Molecular Biology and Evolution, Vol 12, 627-640, Copyright © 1995 by Society for Molecular Biology and Evolution
DJ Funk, DJ Futuyma, G Orti and A Meyer
This paper presents the phylogenetic infrastructure for an integrated
historical and experimental study of host use evolution in the chrysomelid
leaf beetle genus Ophraella. We report the collection of sequence data from
the 16S ribosomal RNA (446 bp) and the cytochrome oxidase subunit I (420
bp) mitochondrial genes from 12 species of Ophraella and two outgroups.
Sequence analysis revealed a strong A + T nucleotide bias, high
interspecific COI sequence divergences (up to 21.4%) that greatly exceeded
those for 16S (up to 5.9%), high intraspecific COI divergences (up to
3.8%), a dearth of amino acid substitutions in COI, and differing
substitution patterns in ribosomal stems and loops. Intraspecific variation
in COI haplotypes generally supported the genealogical coherence of
Ophraella lineages, while suggesting two cases of paraphyletic species.

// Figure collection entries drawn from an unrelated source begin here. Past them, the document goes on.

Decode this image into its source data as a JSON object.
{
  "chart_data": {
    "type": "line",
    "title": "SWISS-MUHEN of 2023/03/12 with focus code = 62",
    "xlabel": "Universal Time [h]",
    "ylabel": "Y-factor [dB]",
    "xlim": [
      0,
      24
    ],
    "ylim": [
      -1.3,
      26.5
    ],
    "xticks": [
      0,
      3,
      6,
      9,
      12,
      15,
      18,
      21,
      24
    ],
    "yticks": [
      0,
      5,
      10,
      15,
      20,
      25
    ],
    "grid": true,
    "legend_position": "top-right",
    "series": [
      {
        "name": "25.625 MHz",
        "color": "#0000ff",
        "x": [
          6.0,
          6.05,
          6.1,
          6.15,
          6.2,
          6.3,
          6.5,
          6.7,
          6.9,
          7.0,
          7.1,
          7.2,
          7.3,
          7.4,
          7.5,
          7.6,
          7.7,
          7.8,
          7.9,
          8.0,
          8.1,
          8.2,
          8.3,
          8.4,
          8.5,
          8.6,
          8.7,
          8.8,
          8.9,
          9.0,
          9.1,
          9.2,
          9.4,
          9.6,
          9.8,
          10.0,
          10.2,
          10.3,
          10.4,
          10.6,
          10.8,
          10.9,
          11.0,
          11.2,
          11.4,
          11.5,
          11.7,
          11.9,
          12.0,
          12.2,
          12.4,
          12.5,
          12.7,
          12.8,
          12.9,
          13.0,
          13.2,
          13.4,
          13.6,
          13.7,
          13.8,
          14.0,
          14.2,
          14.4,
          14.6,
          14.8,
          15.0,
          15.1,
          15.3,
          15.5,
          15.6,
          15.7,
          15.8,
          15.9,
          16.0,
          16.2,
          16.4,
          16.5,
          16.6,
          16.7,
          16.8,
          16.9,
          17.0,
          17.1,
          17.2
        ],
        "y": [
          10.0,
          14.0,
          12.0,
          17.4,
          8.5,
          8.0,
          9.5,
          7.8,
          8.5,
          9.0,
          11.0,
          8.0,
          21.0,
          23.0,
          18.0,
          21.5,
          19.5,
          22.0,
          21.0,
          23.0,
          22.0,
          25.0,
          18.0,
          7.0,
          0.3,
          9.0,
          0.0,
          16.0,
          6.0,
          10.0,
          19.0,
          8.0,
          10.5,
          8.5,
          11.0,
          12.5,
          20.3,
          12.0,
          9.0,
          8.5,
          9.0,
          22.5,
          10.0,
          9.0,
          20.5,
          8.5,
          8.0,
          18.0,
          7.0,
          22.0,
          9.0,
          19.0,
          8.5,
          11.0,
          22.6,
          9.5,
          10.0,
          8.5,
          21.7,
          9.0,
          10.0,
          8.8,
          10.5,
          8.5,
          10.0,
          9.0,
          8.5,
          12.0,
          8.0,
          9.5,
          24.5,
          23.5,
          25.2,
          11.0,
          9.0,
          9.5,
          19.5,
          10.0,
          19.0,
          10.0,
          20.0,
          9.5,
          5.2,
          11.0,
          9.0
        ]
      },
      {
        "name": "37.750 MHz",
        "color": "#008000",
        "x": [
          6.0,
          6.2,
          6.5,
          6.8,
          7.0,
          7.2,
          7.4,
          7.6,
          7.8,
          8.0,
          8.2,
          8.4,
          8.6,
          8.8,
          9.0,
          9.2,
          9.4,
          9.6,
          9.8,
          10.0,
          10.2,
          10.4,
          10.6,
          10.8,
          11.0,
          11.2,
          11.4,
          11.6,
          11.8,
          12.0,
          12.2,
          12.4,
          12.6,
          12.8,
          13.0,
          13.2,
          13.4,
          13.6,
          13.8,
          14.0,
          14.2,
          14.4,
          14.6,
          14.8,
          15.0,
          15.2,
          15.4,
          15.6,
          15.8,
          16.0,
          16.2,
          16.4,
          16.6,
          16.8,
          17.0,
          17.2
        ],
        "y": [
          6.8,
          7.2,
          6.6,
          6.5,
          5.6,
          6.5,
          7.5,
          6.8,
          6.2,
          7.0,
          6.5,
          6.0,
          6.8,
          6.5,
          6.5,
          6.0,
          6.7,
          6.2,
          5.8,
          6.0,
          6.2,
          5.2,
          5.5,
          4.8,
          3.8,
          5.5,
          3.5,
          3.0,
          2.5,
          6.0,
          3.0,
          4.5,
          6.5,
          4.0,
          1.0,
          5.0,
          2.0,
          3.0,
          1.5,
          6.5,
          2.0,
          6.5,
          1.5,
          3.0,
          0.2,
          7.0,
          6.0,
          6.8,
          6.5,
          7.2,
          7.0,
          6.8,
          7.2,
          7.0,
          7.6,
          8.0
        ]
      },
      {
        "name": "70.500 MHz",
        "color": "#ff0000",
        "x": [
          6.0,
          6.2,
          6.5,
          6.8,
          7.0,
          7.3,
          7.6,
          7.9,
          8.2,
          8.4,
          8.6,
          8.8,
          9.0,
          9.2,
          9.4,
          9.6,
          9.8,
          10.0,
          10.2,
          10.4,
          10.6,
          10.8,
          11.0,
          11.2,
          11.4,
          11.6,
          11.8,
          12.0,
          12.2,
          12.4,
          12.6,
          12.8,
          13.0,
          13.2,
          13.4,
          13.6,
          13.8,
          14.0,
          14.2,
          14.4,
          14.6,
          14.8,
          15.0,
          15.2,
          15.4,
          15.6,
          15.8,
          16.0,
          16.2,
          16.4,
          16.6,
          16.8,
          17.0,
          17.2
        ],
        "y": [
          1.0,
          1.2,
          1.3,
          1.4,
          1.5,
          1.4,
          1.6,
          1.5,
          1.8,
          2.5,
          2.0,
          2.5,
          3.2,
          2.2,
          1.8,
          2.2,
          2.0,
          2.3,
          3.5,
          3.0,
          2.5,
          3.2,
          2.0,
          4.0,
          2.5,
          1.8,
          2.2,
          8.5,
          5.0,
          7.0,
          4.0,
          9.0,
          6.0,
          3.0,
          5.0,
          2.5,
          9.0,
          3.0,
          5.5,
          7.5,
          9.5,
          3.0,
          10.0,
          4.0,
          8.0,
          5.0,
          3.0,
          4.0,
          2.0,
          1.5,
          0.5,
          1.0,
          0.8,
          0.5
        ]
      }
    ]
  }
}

Separate phylogenetic analyses of 16S and COI data sets yielded largely
congruent trees. A combined 16S + COI analysis yielded a single shortest
tree under maximum parsimony that was identical to trees provided by
successive approximations, neighbor-joining, and maximum-likelihood
methods. This topology proved robust to various forms of weighting and most
nodes were highly supported (by bootstrap analysis). Separate parsimony
analyses of mtDNA and previously collected morphological and electromorphic
data sets revealed congruent estimates of all cladistic relationships
except those within one clade. Analysis of the pooled data sets in a
combined approach additionally provided support for the basal placement of
two species from this clade, although the topology for the remaining
species was weakly supported and incongruent with the mtDNA tree. Each data
set contained significantly structured phylogenetic signal with respect to
this clade, and data sets exhibited limited conflict (character
incongruence) with each other. The combined data set, however, was found to
lack phylogenetic signal. These observations may imply that pooling
heterogeneously evolving classes of data obscured the phylogenetic signal
in each, a potential limitation of the combined approach.
ORIGINAL ARTICLE
Mitochondrial DNA sequences and multiple data sets: a phylogenetic study of phytophagous beetles (Chrysomelidae: Ophraella)
Department of Ecology and Evolution, State University of New York at Stony Brook 11794-5245, USA.